No domínio das práticas negociais abusivas verifica-se um aumento dos comportamentos que passam a constituir contraordenação punível nos termos do artigo 10.º, n.º 3. Nem se refiram aqui as alterações à alínea d) do n.º 1 ou ao n.º 3 do artigo 7.º, que introduz uma álea que, totalmente justificada, terá profundas implicações, dada a natureza forçosamente complexa da relação de fornecimento entre duas empresas. Por exemplo, o tratamento dado à dedução de valores (com a sua proibição quando a outra parte se pronuncie desfavoravelmente, e fundamentadamente, no prazo de 25 dias) mostra apenas a incompreensão do legislador pela natureza duradoura e complexa das relações de fornecimento, que existem no interesse de ambas as partes, implicando, no entanto, uma adaptação das empresas a esta nova realidade normativa.
O n.º 4 do artigo 7.º, por sua vez, proíbe práticas unilaterais que resultem (i) numa imposição de antecipação de cumprimento de contratos, sem a correspondente indemnização, ou (ii) numa imposição de débitos não contratualmente previstos, após o fornecimento dos bens ou serviços. Práticas negociais, acordadas nesse sentido, contudo, não são proibidas.
Ainda neste âmbito cumpre destacar o facto de, ao abrigo do n.º 5 do artigo 7.º, a vasta maioria das práticas negociais abusivas que se aplicavam somente ao setor agroalimentar (cfr. anterior artigo 7.º, n.º 3) serem agora de aplicação universal às micro e pequenas empresas presentes nos demais setores de atividade económica.
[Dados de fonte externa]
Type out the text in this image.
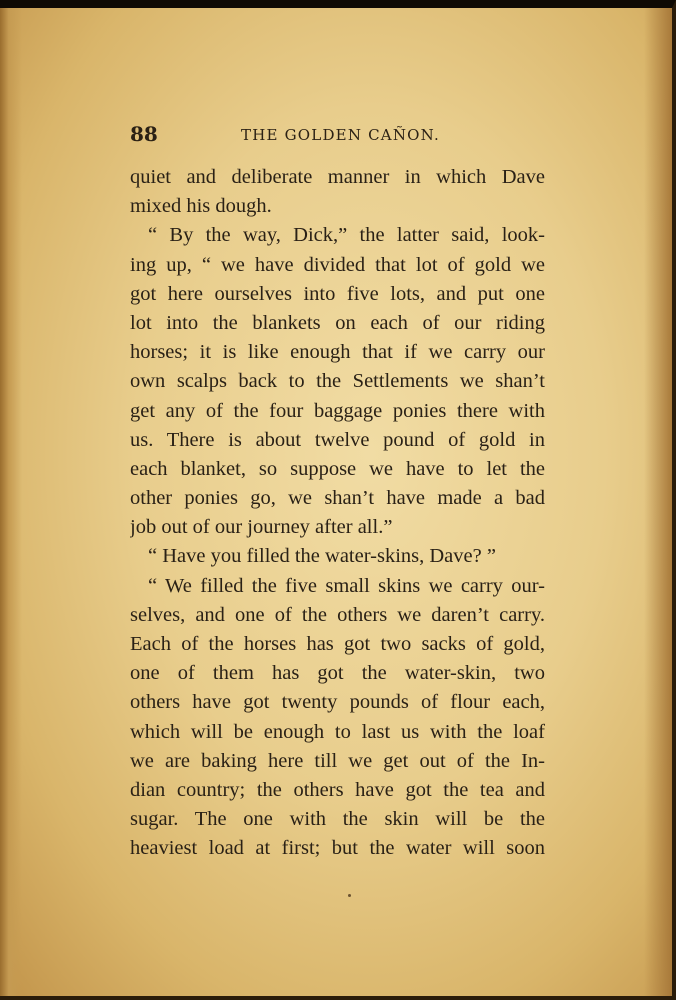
88	THE GOLDEN CAÑON.
quiet and deliberate manner in which Dave
mixed his dough.
“ By the way, Dick,” the latter said, look-
ing up, “ we have divided that lot of gold we
got here ourselves into five lots, and put one
lot into the blankets on each of our riding
horses; it is like enough that if we carry our
own scalps back to the Settlements we shan’t
get any of the four baggage ponies there with
us. There is about twelve pound of gold in
each blanket, so suppose we have to let the
other ponies go, we shan’t have made a bad
job out of our journey after all.”
“ Have you filled the water-skins, Dave? ”
“ We filled the five small skins we carry our-
selves, and one of the others we daren’t carry.
Each of the horses has got two sacks of gold,
one of them has got the water-skin, two
others have got twenty pounds of flour each,
which will be enough to last us with the loaf
we are baking here till we get out of the In-
dian country; the others have got the tea and
sugar. The one with the skin will be the
heaviest load at first; but the water will soon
Ao setor agroalimentar mantém-se a proibição dos comportamentos que constam do n.º 6 do mesmo artigo 7.º.
A presente alteração tem ainda como fito o reforço dos poderes da ASAE enquanto entidade fiscalizadora, algo bastante evidente com alterações no âmbito das medidas cautelares – para que estas possam ser impostas basta, agora, que uma determinada prática tenha a suscetibilidade de afetar o normal funcionamento do mercado (cfr. artigo 8.º, n.º 1), enquanto antes era necessário que o comportamento fosse suscetível de provocar prejuízo grave, de difícil ou impossível reparação a outras empresas -, mas especialmente com o aditamento do artigo 7.º-A, que pretende reforçar os poderes inspetivos da ASAE, que ficam apenas dependentes do “conhecimento da prática de infração”. Como forma de incentivo às denúncias, o legislador decidiu não só garantir a confidencialidade aos denunciantes, mas também estabeleceu que estes, ao prestarem informações à entidade fiscalizadora, não se encontram a incumprir qualquer dever de segredo ao qual se encontrem sujeitos por via de regulamento ou contrato (cfr. artigo 7.º-A, n.ºs 2 e 3). Fica a questão de saber se, em futuras alterações a este regime jurídico, será ponderado um sistema de clemência como o que já existe no Regime Jurídico da Concorrência.
Em suma, o ano de 2020 irá iniciar-se com modificações muito significativas em domínios sensíveis e que impõem mudanças concretas à forma como as empresas se relacionam no mercado. Os próximos três meses, em que as empresas preparam o seu quadro relacional para o ano seguinte, serão decisivos para uma boa adaptação às alterações introduzidas. Como tal, as palavras-chaves para este período transitório são de compliance e de formação interna com o propósito de interiorizar e implementar estas alterações, promovendo práticas mais transparentes, equilibradas e leais entre os vários agentes de mercado.